ENEM 2016 - 2ª Aplicação - Caminhos para combater o racismo no Brasil
Enviada em 15/09/2020
Uma pesquisa realizada pela revista Veja, em agosto de 2020, revelou que apenas 61% dos brasileiros consideram que o Brasil seja, de fato, um país racista. É um dado surpreendente. Ainda que a maioria da população tenha consciência do impacto da discriminação racial na atualidade, cerca de 40% negam haver racismo no país. Desse modo, conclui-se que os caminhos para enfrentar o preconceito começam, em primeiro lugar, pelo devido reconhecimento da sua existência e, em segundo, por medidas de valor prático, que atuem na realidade, a exemplo das políticas de cotas raciais.
Antes de qualquer coisa, deve-se identificar o racismo estrutural como um problema contemporâneo e combate-lo. Nessa linha, torna-se fundamental confrontar a equivocada tese de que a Lei Áurea igualou brancos e negros quando promulgada em 1888, pois os resquícios da escravidão, expressos no darwinismo social e em eventos históricos — como a Revolta da Chibata —, trataram de conservar as diferenças raciais na sociedade brasileira ao longo das décadas. Prova disso, é a própria Câmara dos Deputados, que teoricamente deveria representar a heterogeneidade do povo brasileiro e, no entanto, é formada majoritariamente por parlamentares brancos (mais de 90% do total). Portanto, o racismo é um problema indubitavelmente atual e deve ser reconhecido como tal.

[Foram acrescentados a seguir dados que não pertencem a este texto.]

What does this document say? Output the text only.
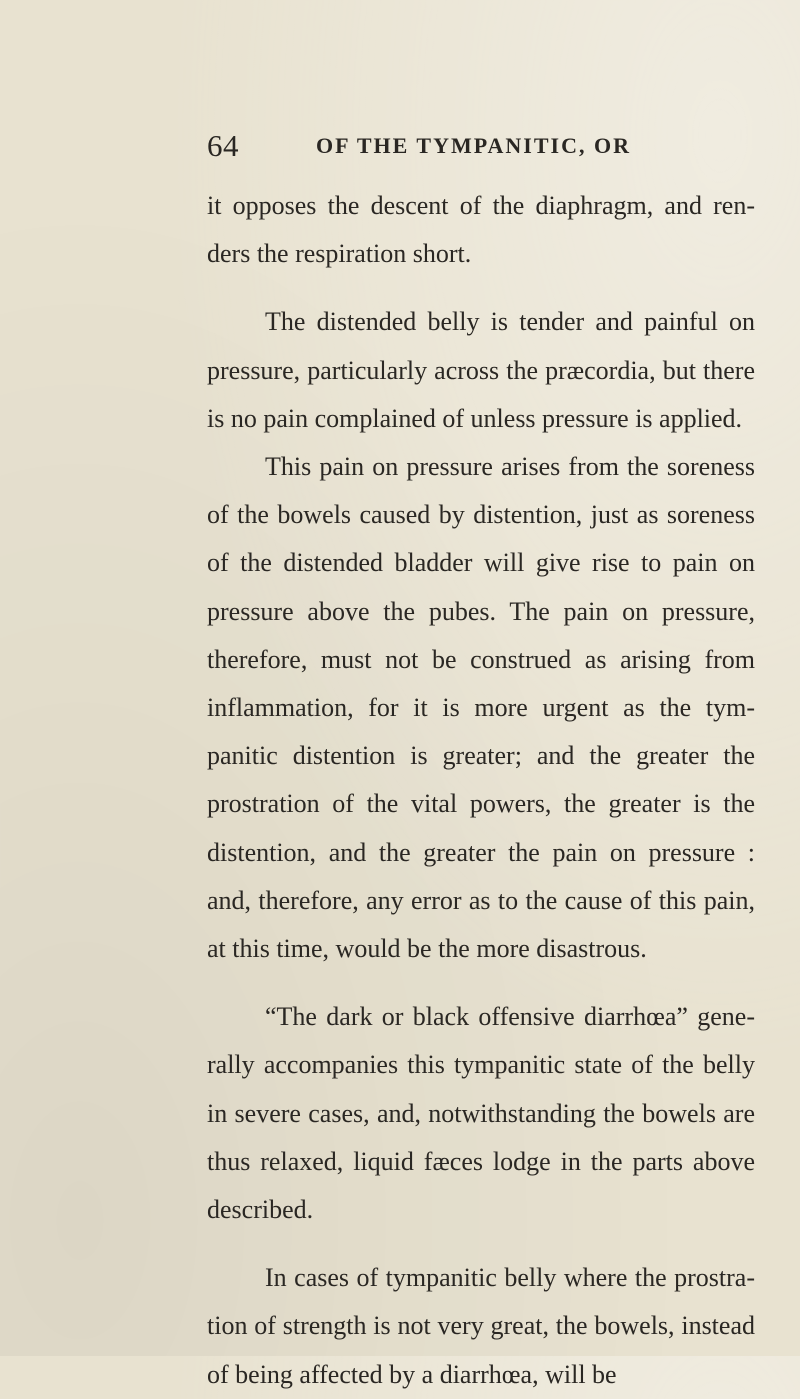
64	OF THE TYMPANITIC, OR

it opposes the descent of the diaphragm, and ren-ders the respiration short.

The distended belly is tender and painful on pressure, particularly across the præcordia, but there is no pain complained of unless pressure is applied.

This pain on pressure arises from the soreness of the bowels caused by distention, just as soreness of the distended bladder will give rise to pain on pressure above the pubes. The pain on pressure, therefore, must not be construed as arising from inflammation, for it is more urgent as the tym-panitic distention is greater; and the greater the prostration of the vital powers, the greater is the distention, and the greater the pain on pressure : and, therefore, any error as to the cause of this pain, at this time, would be the more disastrous.

“The dark or black offensive diarrhœa” gene-rally accompanies this tympanitic state of the belly in severe cases, and, notwithstanding the bowels are thus relaxed, liquid fæces lodge in the parts above described.

In cases of tympanitic belly where the prostra-tion of strength is not very great, the bowels, instead of being affected by a diarrhœa, will be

Ademais, há de se considerar as cotas em universidades como uma importante forma de enfrentamento à discriminação. Embora haja certa polêmica acerca do tema, estas políticas públicas são, de uma forma ou de outra, importantes ferramentas do Estado para diminuir as diferenças socioeconômicas acumuladas no decorrer da história. Além disso, não há que falar em baixo rendimento destes alunos ou coisa do tipo, haja vista que, como noticiou a Folha de São Paulo em 2017, os alunos cotistas demonstraram ter resultados semelhantes aos demais alunos nas provas avaliativas do Enade, entre 2004 e 2016, o que derruba, pois, o mito de que eles não seriam capazes de acompanhar os demais.
Dessa maneira, entende-se que o enfrentamento ao racismo requer a ampliação das cotas, mas, sobretudo, o aprofundamento do conhecimento acerca das raízes históricas do Brasil. Sendo assim, o Ministério da Educação deve, por meio dos recursos da União, criar projetos que incentivem debates periódicos nas escolas públicas e privadas a respeito do assunto, visando abordar temas como a importância da cultura africana e indígena para a constituição do povo brasileiro e a presença da discriminação nas redes sociais, por exemplo. Desta forma, o conhecimento histórico tornar-se-á um importante e efetivo elemento de combate ao preconceito, mitigando, então, a problemática.